Uno dei maggiori contributi che ci si aspettava dall’ingresso del settore privato era l’introduzione di nuove pratiche di gestione. Si tratta del New Public Management (NPM), che si è sviluppato nel settore privato ed è stato poi introdotto nella maggior parte delle aree del settore pubblico.

In sintesi, esso punta sul raggiungimento dei risultati piuttosto che sulla gestione dei processi, ponendo l’accento sugli obiettivi e gli indicatori di performance per controllare l’efficacia e l’efficienza. Questo sistema manageriale postburocratico ha stretti legami con "l’analisi dei rischi" nella sfera penale e la nascita della "nuova penologia", che pone l’accento sul calcolo dei rischi e il controllo delle classi inferiori e della loro "pericolosità".

Lo sviluppo della "nuova gestione pubblica" e la promozione della cosiddetta "cultura degli indicatori di performance" ha sempre più enfatizzato i processi che possono essere misurati, con un sempre minor interesse per quei processi che sono invece meno visibili e quantificabili. In nome dell’efficienza e alla ricerca di politiche fondate sull’evidenza dei dati, le considerazioni d’ordine morale e politico passano in secondo piano, e in definitiva restano in ombra nella definizione delle politiche.

Inoltre, il New Public Management voleva essere una strategia di miglioramento dei servizi, ma si è trasformato in una strategia di "imposizione". I gestori del carcere, se vogliono raggiungere gli obiettivi individuati, devono "avere il pugno duro" al fine di aumentare l’efficienza. In America ad esempio, certe infrazioni alla libertà vigilata o all’affidamento in prova godevano una volta di una qualche tolleranza, mentre adesso hanno delle conseguenze, e chi non ottempera alle condizioni imposte con sempre maggiori probabilità va a finire in carcere o ci rientra.
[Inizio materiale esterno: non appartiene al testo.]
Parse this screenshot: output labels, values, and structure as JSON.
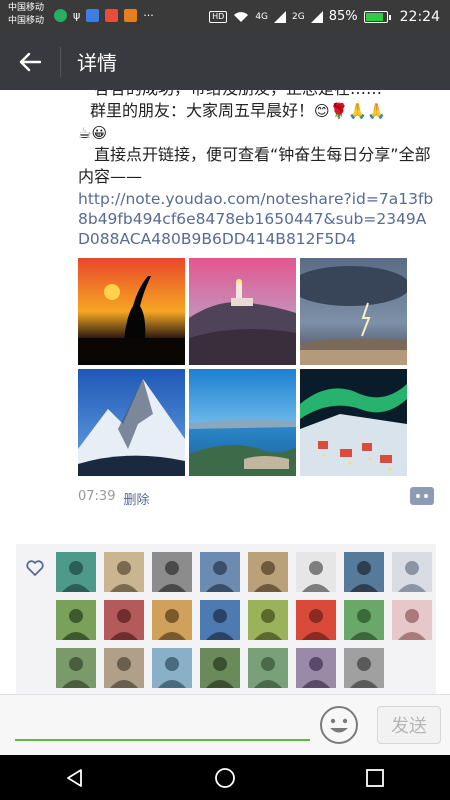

Così un numero sempre crescente di infrazioni, in particolare l’uso di droga, vengono rilevate con gli esami clinici e le autorità che presiedono alla libertà vigilata sono sempre meno tolleranti. E tramite una più severa repressione delle trasgressioni che si alimenta il processo di "transcarcerazione".

Per concludere. Analizzando i recenti sviluppi del sistema penale in America e in Gran Bretagna, si ricava che la crescita della popolazione carceraria e la mutazione della natura del sistema penale non sono tanto in funzione di scelte consce e deliberate. Si tratta piuttosto di dinamiche più sottili e meno immediatamente visibili, in conseguenza di effetti non previsti. In molti casi questi effetti discendono da una ratio umanitaria, apparentemente a "fin di bene".

Cioè a dire, la proliferazione di misure alternative sul territorio è stata motivata dalla volontà di evitare il carcere agli autori di reato; tuttavia, come si è visto, proprio questa stessa proliferazione ha creato una rete allargata e più integrata che ha incoraggiato un processo di "transcarcerazione", invece che di "decarcerazione". La privatizzazione ha ricoperto un ruolo centrale in questo processo, non tanto per lo sviluppo di carceri private, quanto per l’incremento di misure alternative e di nuove pratiche manageriali, più rigorose nei confronti delle infrazioni.

Quest’analisi suggerisce la necessità di sviluppare un approccio al sistema non di tipo tecnico, sull’esempio del New Public Management, ma che invece cominci a svelare le dinamiche del processo penale, a identificare le connessioni fra le differenti agenzie e istituzioni e a superare gli effetti inaspettati e indesiderati dell’attuale sistema penale.